Tao Lei, Ma Ling, Xie Maoqiang, Liu Xiabi, Tian Zhiqiang, Fei Baowei
College of Software, Nankai University, Tianjin, China.
School of Computer Science, Beijing Institute of Technology, Beijing, China.
Proc SPIE Int Soc Opt Eng. 2021 Feb;11598. doi: 10.1117/12.2581893. Epub 2021 Feb 15.

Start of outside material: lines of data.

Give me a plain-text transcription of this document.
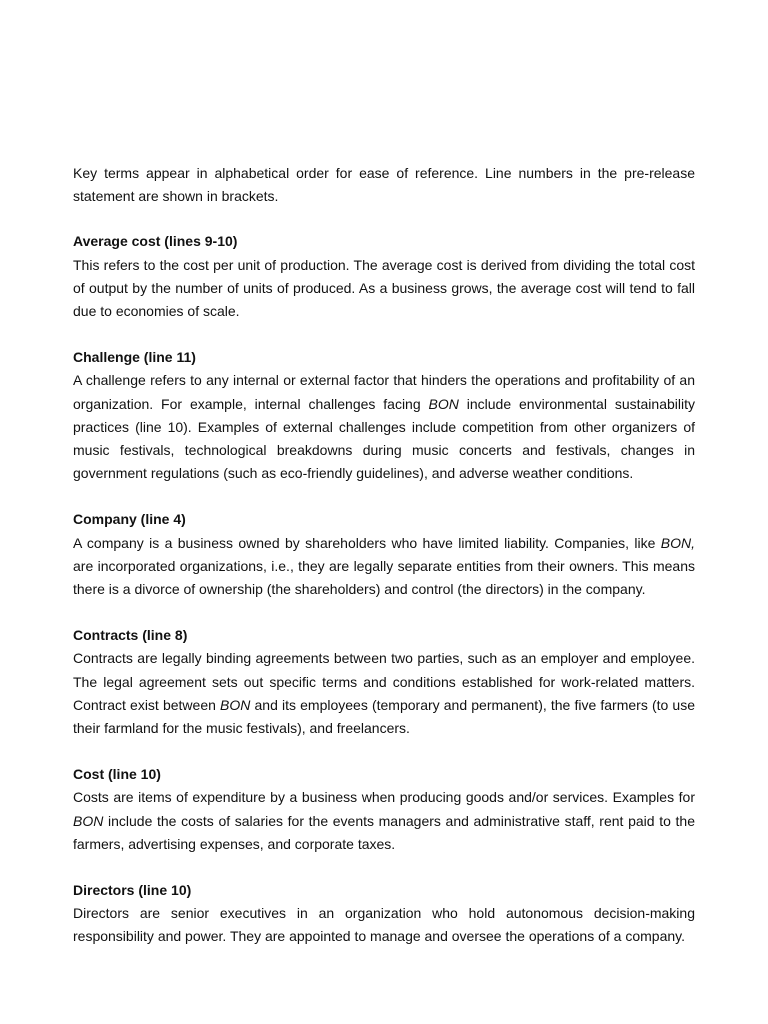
Key terms appear in alphabetical order for ease of reference. Line numbers in the pre-release statement are shown in brackets.

Average cost (lines 9-10)

This refers to the cost per unit of production. The average cost is derived from dividing the total cost of output by the number of units of produced. As a business grows, the average cost will tend to fall due to economies of scale.

Challenge (line 11)

A challenge refers to any internal or external factor that hinders the operations and profitability of an organization. For example, internal challenges facing BON include environmental sustainability practices (line 10). Examples of external challenges include competition from other organizers of music festivals, technological breakdowns during music concerts and festivals, changes in government regulations (such as eco-friendly guidelines), and adverse weather conditions.

Company (line 4)

A company is a business owned by shareholders who have limited liability. Companies, like BON, are incorporated organizations, i.e., they are legally separate entities from their owners. This means there is a divorce of ownership (the shareholders) and control (the directors) in the company.

Contracts (line 8)

Contracts are legally binding agreements between two parties, such as an employer and employee. The legal agreement sets out specific terms and conditions established for work-related matters. Contract exist between BON and its employees (temporary and permanent), the five farmers (to use their farmland for the music festivals), and freelancers.

Cost (line 10)

Costs are items of expenditure by a business when producing goods and/or services. Examples for BON include the costs of salaries for the events managers and administrative staff, rent paid to the farmers, advertising expenses, and corporate taxes.

Directors (line 10)

Directors are senior executives in an organization who hold autonomous decision-making responsibility and power. They are appointed to manage and oversee the operations of a company.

Accurate segmentation of the prostate has many applications in the detection, diagnosis and treatment of prostate cancer. Automatic segmentation can be a challenging task because of the inhomogeneous intensity distributions on MR images. In this paper, we propose an automatic segmentation method for the prostate on MR images based on anatomy. We use the 3D U-Net guided by anatomy knowledge, including the location and shape prior knowledge of the prostate on MR images, to constrain the segmentation of the gland. The proposed method has been evaluated on the public dataset PROMISE2012. Experimental results show that the proposed method achieves a mean Dice similarity coefficient of 91.6% as compared to the manual segmentation. The experimental results indicate that the proposed method based on anatomy knowledge can achieve satisfactory segmentation performance for prostate MRI.
前列腺的精确分割在前列腺癌的检测、诊断和治疗中有许多应用。由于磁共振图像上强度分布不均匀,自动分割可能是一项具有挑战性的任务。在本文中,我们提出了一种基于解剖学的磁共振图像前列腺自动分割方法。我们使用由解剖学知识引导的3D U-Net,包括前列腺在磁共振图像上的位置和形状先验知识,来约束腺体的分割。所提出的方法已在公开数据集PROMISE2012上进行了评估。实验结果表明,与手动分割相比,所提出的方法实现了91.6%的平均骰子相似系数。实验结果表明,所提出的基于解剖学知识的方法能够在前列腺磁共振成像中获得令人满意的分割性能。